Cooperation, social closeness and stress

So we humans are obviously not an isolated case, as Martina Stocker from the University of Vienna and her colleagues have now found out in an experiment with great macaques (Macaca fascicularis). They wanted to know what influence the cooperation and the social relationship have on the stress level of these monkeys. It has long been known that the presence of friends has a positive, relaxing influence on most primates. Physical closeness, mutual grooming or simply the presence reduce the stress level. At the same time, many animal species are more cooperative when they are supposed to work with a friend of their own.

“We therefore wanted to investigate the relationship between cooperation, social relationships and the level of the stress hormone cortisol in great monkeys,” said the researchers. For their experiment, they first taught the monkeys how to reward themselves by pulling a rope. In control experiments, they should either master this task alone or while a comrade was sitting in the cage next door. In the cooperation test, however, this changed: Now the reward only came within reach if two monkeys worked together by both pulling their end of the rope towards them at the same time. Before and after each run, the researchers took saliva samples and determined the content of the stress hormone cortisol.

Cooperation reduces stress, closeness alone does not

The experiments showed something surprising. Because contrary to expectations, the passive presence of a friend of a friend was not enough to reduce the stress level of the monkeys. If the friend just sat next to him while the test person was pulling the rope, the friend did not relax – even if he received his reward. It was different, however, when both monkeys actively cooperated and solved the rope task together: Then their cortisol levels dropped significantly, as Stocker and her team found. “This suggests that it is the cooperative dealings with a friend of his own kind and not just his mere presence that is crucial for the reduction of cortisol,” said the researchers.
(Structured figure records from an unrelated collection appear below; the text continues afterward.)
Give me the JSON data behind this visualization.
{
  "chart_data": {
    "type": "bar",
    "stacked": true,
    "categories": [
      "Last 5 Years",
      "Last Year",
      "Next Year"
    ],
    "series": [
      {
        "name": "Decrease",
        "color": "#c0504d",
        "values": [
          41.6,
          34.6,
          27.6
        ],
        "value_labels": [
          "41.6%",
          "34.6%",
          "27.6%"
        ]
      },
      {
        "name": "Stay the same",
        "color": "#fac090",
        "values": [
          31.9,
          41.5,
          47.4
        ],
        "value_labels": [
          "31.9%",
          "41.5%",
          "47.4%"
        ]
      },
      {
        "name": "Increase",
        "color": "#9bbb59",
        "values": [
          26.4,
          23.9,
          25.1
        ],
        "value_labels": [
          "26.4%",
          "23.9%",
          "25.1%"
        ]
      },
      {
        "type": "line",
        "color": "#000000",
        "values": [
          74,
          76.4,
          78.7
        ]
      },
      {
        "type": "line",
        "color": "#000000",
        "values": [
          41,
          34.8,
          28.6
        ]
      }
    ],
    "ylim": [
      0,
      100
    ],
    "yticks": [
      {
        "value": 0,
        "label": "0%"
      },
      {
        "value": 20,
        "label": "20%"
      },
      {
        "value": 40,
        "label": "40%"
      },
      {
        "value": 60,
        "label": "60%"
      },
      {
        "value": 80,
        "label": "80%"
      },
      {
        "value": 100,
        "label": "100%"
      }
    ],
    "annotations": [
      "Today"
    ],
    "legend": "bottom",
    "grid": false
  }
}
It was also unexpected to observe that the tightness of the bond between the two partners had no effect on whether they cooperated at all or not. “This contradicts studies with chimpanzees or barbary macaques that have found a positive effect of social proximity on cooperation,” the scientists explain. However, when the Javanese monkeys worked together, pairs of friends relaxed more than just loose acquaintances, as the cortisol values ​​showed. Stocker and her team suspect that the “cuddly hormone” oxytocin could play an important role in this effect. It may be distributed more during the cooperation and then helps to reduce stress. However, further studies have to show whether this is the case.

Overall, however, the experiment demonstrates that cooperation also helps reduce stress in monkeys. Conversely, this effect could even be one of the driving forces of the cooperation: “This relaxing effect of cooperative interactions with friends who are friends could be the reason for the maintenance of long-term cooperation, as it does with these macaques, but possibly also with other species and / or humans is to find, ”says Stocker.